I am quite sure you have attempted to teach your son about gracious receiving, but if this is happening:

"He will be disappointed and will ask me why Grandma got him that and will even suggest it was a mistake or ask if we can return it".

...then he needs a bit more guidance in this area. I think a parent's role is not to try and make sure a child is never disappointed...a parent's role is to make sure a child understands that sometimes they will be disappointed and how to handle that disappointment graciously. And no, age 11 is not too young to teach that lesson...especially in a situation such as this where he will get many gifts that will be just what he wants, so this one thing which may be "off" shouldn't be such a big deal...
 
Are you and your mom close? Just tell her. My son is the same age (11) and he would never play with a Transformer.

I know its a valuable lesson, as previous poster said blah blah blah, but why have grandma waste her money.

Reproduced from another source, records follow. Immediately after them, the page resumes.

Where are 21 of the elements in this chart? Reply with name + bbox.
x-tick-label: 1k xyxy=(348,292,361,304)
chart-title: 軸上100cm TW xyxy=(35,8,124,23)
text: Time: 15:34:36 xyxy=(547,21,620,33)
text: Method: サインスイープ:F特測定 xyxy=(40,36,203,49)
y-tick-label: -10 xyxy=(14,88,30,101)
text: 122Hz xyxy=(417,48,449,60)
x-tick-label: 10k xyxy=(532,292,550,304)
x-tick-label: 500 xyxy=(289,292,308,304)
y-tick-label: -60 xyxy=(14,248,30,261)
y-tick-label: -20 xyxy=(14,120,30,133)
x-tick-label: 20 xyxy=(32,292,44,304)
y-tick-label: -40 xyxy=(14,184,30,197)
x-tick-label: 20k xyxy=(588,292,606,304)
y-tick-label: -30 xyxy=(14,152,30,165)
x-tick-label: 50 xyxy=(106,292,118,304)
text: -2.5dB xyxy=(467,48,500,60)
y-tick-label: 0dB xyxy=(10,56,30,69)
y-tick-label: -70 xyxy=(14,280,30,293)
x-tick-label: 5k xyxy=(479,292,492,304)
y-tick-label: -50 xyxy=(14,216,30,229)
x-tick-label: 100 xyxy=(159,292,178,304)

My inlaws are clueless when it comes to buying for my kids. or I'll tell them to get something the kids want and they wont buy it because its not "fun" to my inlaws. So the kids never play with it and 6 months later , it goes to the mission.

Just tell her. Mom I know you mean well but Johnny doesn't realy like Transformers but he did tell me he wanted....... I would be happy to get the heads up.
 
OP, to be completely blunt and honest, I think it's ridiculous to make an issue out of this. You don't want your son to be disappointed or to receive a toy he wouldn't want? Disappointment is a part of life. And it's a GIFT. He (and you) should be grateful that your mom is still around to give him gifts, regardless of whether or not he likes what he gets. Contrary to what our society believes, Christmas is NOT about what you get, it's about what you give. If your son doesn't like his gift, let him donate it to your local homeless shelter or a children's hospital. I am positive there would be a little boy at such a place who would be overjoyed to receive it. The unwanted toy would get a new home, and your son would learn a valuable lesson in giving. What a silly thing to fret over when there are so many in the world with nothing. :sad2:

We did this is my house. :) We also used to go shopping every year for Santa's Anonymous and I would use my own saved money to buy presents for other children who would not otherwise have anything. We were rather poor when I was growing up, but my mum wanted me to understand that we were still very lucky.

There were only a few times I received gifts as a child that I didn't like, but I was still happy to get them because I knew we would donate them and that they would make someone happy.
 
Maybe he'll like it after all. Tell him to be grateful for whatever he gets.